Disease surveillance and the investigation of early signs of disease are essential to preventing infectious disease outbreaks from becoming epidemics. Large-scale monitoring systems must be instituted at the initiation of a disaster response to recognize infectious diseases and to identify sources of diseases. After the 2010 Haiti earthquake, MSF conducted public health surveillance through data collection on patient visits at MSF-run outpatient sentinel sites. Acute respiratory infections and diarrheal illnesses were among the most common causes for visits, but the surveillance system also was designed to generate alerts for suspicious clusters of diseases. This alert system allowed MSF to identify a cluster of acute jaundice cases as being caused by an outbreak of hepatitis A.
Vaccination in disaster settings has also been used with promising results in several situations. Measles vaccinations have been shown to be a cost-effective intervention in refugee settings. A 2013 trial of distribution of a cholera vaccine in the Mae La refugee camp in Thailand housing ethnic Karen refugees from Burma showed some early success—as of 2014, no additional cases of cholera had been reported. Further research into the efficacy of vaccine campaigns in other disaster zones is required to evaluate for possible roles for influenza, hepatitis, and tetanus.

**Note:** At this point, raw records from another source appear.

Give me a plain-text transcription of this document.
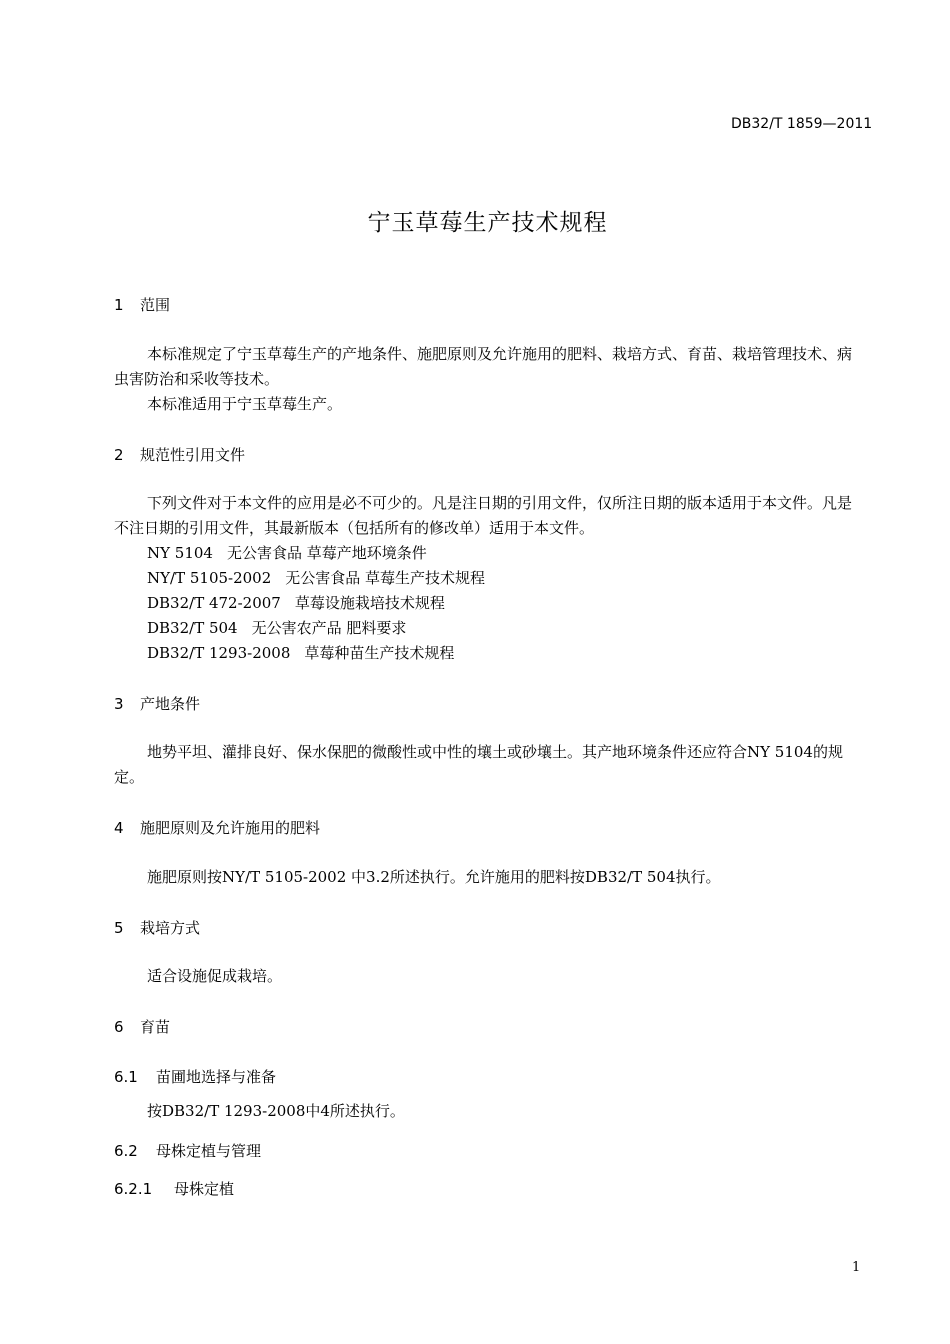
DB32/T 1859—2011
宁玉草莓生产技术规程
1 范围
本标准规定了宁玉草莓生产的产地条件、施肥原则及允许施用的肥料、栽培方式、育苗、栽培管理技术、病虫害防治和采收等技术。
本标准适用于宁玉草莓生产。
2 规范性引用文件
下列文件对于本文件的应用是必不可少的。凡是注日期的引用文件，仅所注日期的版本适用于本文件。凡是不注日期的引用文件，其最新版本（包括所有的修改单）适用于本文件。
NY 5104 无公害食品 草莓产地环境条件
NY/T 5105-2002 无公害食品 草莓生产技术规程
DB32/T 472-2007 草莓设施栽培技术规程
DB32/T 504 无公害农产品 肥料要求
DB32/T 1293-2008 草莓种苗生产技术规程
3 产地条件
地势平坦、灌排良好、保水保肥的微酸性或中性的壤土或砂壤土。其产地环境条件还应符合NY 5104的规定。
4 施肥原则及允许施用的肥料
施肥原则按NY/T 5105-2002 中3.2所述执行。允许施用的肥料按DB32/T 504执行。
5 栽培方式
适合设施促成栽培。
6 育苗
6.1 苗圃地选择与准备
按DB32/T 1293-2008中4所述执行。
6.2 母株定植与管理
6.2.1 母株定植
1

The importance of informing and mobilizing the public cannot be overemphasized. Television, radio, cell phones, and the Internet can disseminate vital information from local, state, and federal agencies to large numbers of people in a short amount of time. Public health campaigns to educate people on the importance of hygiene, clean water, and routes of transmission of infections can decrease the spread of diarrheal illnesses as well as sexually transmitted infections.
Infectious diseases in disaster zones are a preventable cause of significant morbidity and mortality in communities already facing devastating losses. Natural disasters may be unavoidable, but we can reduce further calamity by improving epidemic preparedness. By installing effective surveillance systems to track infectious disease incidence; ensuring basic standards of water safety, sanitation, and living conditions; and providing multidisciplinary rapid response personnel including public health workers, medical professionals, and sanitation engineers, we have shown we can effectively tackle even overwhelming challenges. As evidenced by the overwhelming worldwide humanitarian responses to the 2004 Indian Ocean tsunami and the 2010 Haiti earthquake, steady progress is being made toward controlling disease in areas where this was once considered an impossibility.